The direction of time

  1. Time seems to be directed. It has an asymmetry - one direction is not like the other. Why is that?
  2. Idea: The direction of time is determined by facts about causation, and these facts are asymmetrical.
  3. Here is one way to spell this out: Event e1 is earlier than event e2 just in case it is (metaphysically) possible for e1 to cause e2.
  4. Here is another way to spell out the idea: The direction of time is the direction of most causation. That is: If e1 and e2 cannot stand in any relation of cause and effect then they are simultaneous; e1 is earlier than e2 iff most events which are simultaneous with e2 are effects of events that are simultaneous with e1. (By replacing 'most' by 'some' we get the previous version.)
  5. Idea: The direction of time is determined by facts about entropy (i.e. disorder). Specifically, the forward direction of time is the direction in which entropy increases.

Travel in time

  1. Is time travel possible?

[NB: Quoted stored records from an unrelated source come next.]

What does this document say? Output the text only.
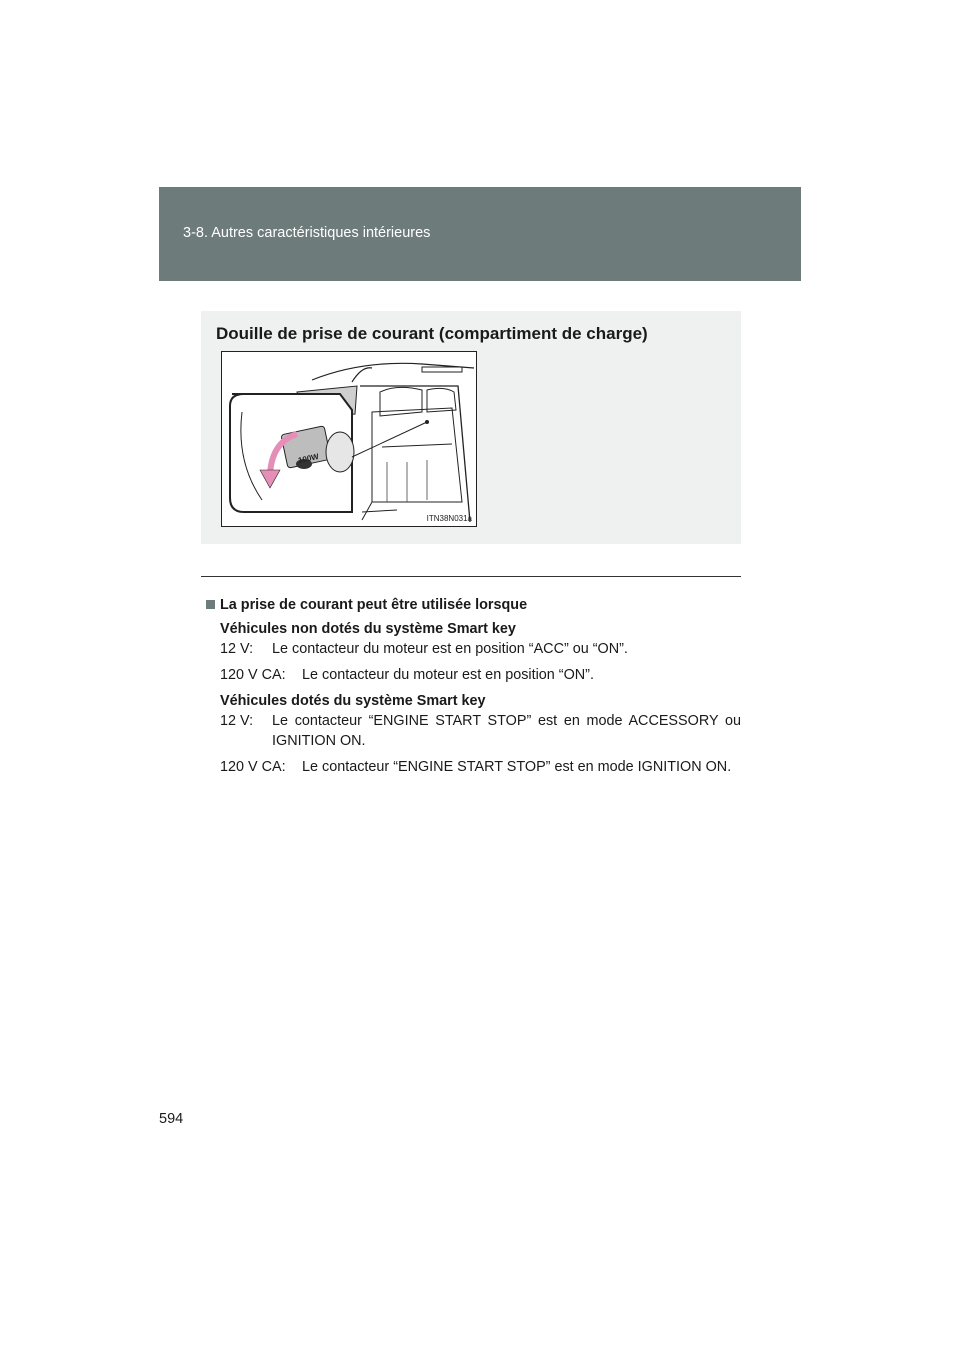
3-8. Autres caractéristiques intérieures
Douille de prise de courant (compartiment de charge)
100W
ITN38N031a
La prise de courant peut être utilisée lorsque
Véhicules non dotés du système Smart key
12 V:	Le contacteur du moteur est en position “ACC” ou “ON”.
120 V CA:	Le contacteur du moteur est en position “ON”.
Véhicules dotés du système Smart key
12 V:	Le contacteur “ENGINE START STOP” est en mode ACCESSORY ou IGNITION ON.
120 V CA:	Le contacteur “ENGINE START STOP” est en mode IGNITION ON.
594
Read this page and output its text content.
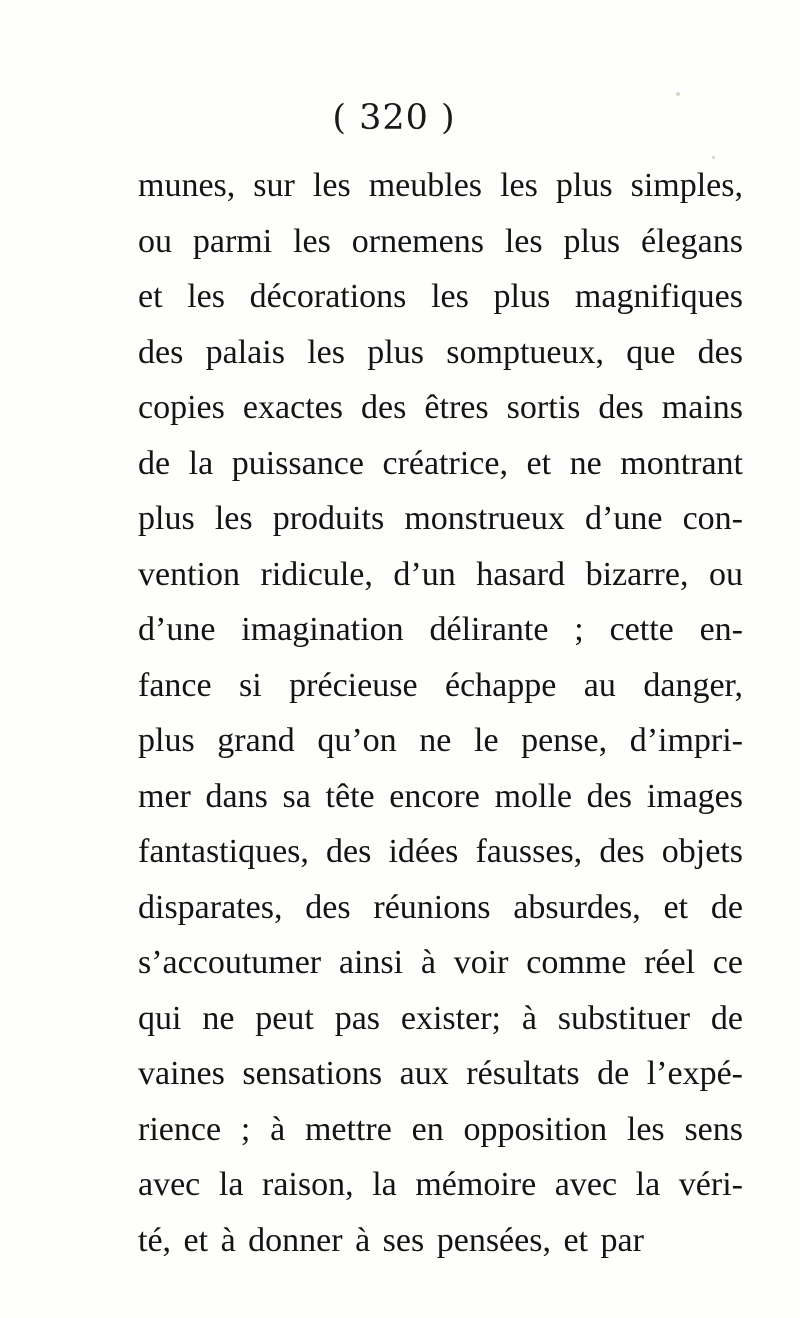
( 320 )
munes, sur les meubles les plus simples,
ou parmi les ornemens les plus élegans
et les décorations les plus magnifiques
des palais les plus somptueux, que des
copies exactes des êtres sortis des mains
de la puissance créatrice, et ne montrant
plus les produits monstrueux d’une con-
vention ridicule, d’un hasard bizarre, ou
d’une imagination délirante ; cette en-
fance si précieuse échappe au danger,
plus grand qu’on ne le pense, d’impri-
mer dans sa tête encore molle des images
fantastiques, des idées fausses, des objets
disparates, des réunions absurdes, et de
s’accoutumer ainsi à voir comme réel ce
qui ne peut pas exister; à substituer de
vaines sensations aux résultats de l’expé-
rience ; à mettre en opposition les sens
avec la raison, la mémoire avec la véri-
té, et à donner à ses pensées, et par
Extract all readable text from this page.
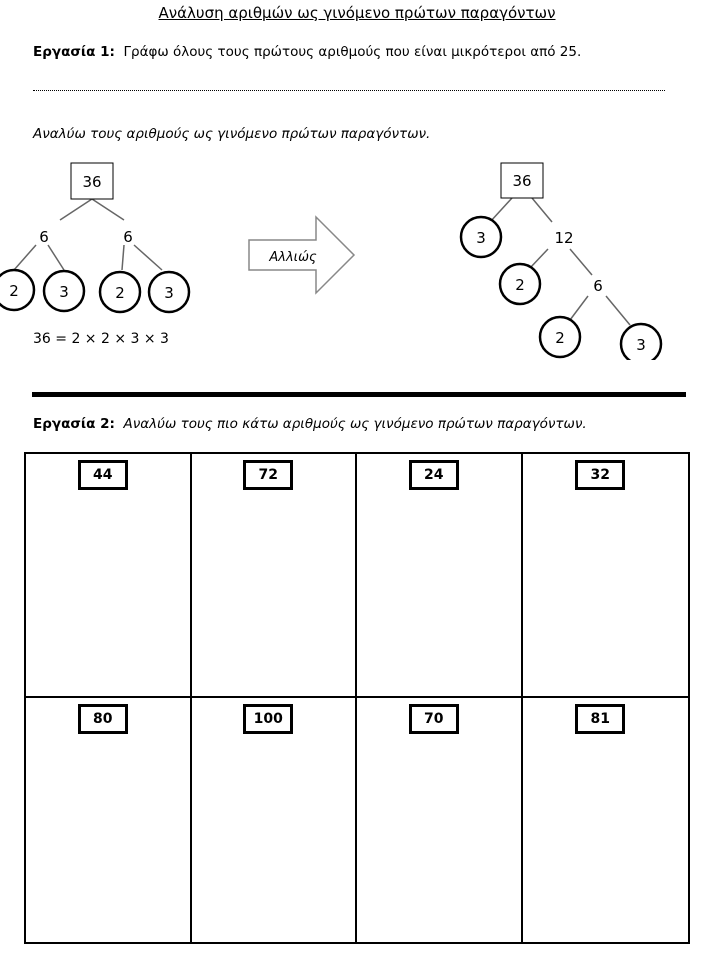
Ανάλυση αριθμών ως γινόμενο πρώτων παραγόντων
Εργασία 1: Γράφω όλους τους πρώτους αριθμούς που είναι μικρότεροι από 25.
Αναλύω τους αριθμούς ως γινόμενο πρώτων παραγόντων.
36
6	6
2	3	2	3
36 = 2 × 2 × 3 × 3
Αλλιώς
36
3	12
2	6
2	3
Εργασία 2: Αναλύω τους πιο κάτω αριθμούς ως γινόμενο πρώτων παραγόντων.
44	72	24	32
80	100	70	81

Perhaps it is not yet technically possible, and never will be. But is it logically, metaphysically, or conceptually possible?
  2. It is sometimes argued that time travel is not logically possible (it leads to logical contradiction). Here is a typical time travel scenario: In 2029 Zac builds a time machine, sets the dial for 1999, pushes the button, then arrives in 1999. But this scenario is contradictory: Zac pushes the button before he arrives in 1999, and he pushes the button after he arrives in 1999.
  3. Here is another way in which the scenario seems to be contradictory: Zac can stop his own birth, but he cannot stop his own birth. (Compare: Terminator, read passage from Sider and Connee).
  4. Here is another problem. Suppose Zac travels back to a time at which his younger self exists. Then we have a situation in which Zac is wholly located at two different places at the one time, and that is not metaphysically possible.
  5. Here is another problem. Suppose Zac acquires the plans for a time machine from his older self which he uses to biuld a time machine to travel back in time and give the plans to his younger self. There seems to be no logical inconsistency in this. But the plans seem to come from nowhere. Who made the plans? Who invented the time machine? The concern is that this scenario is metaphysically impossible.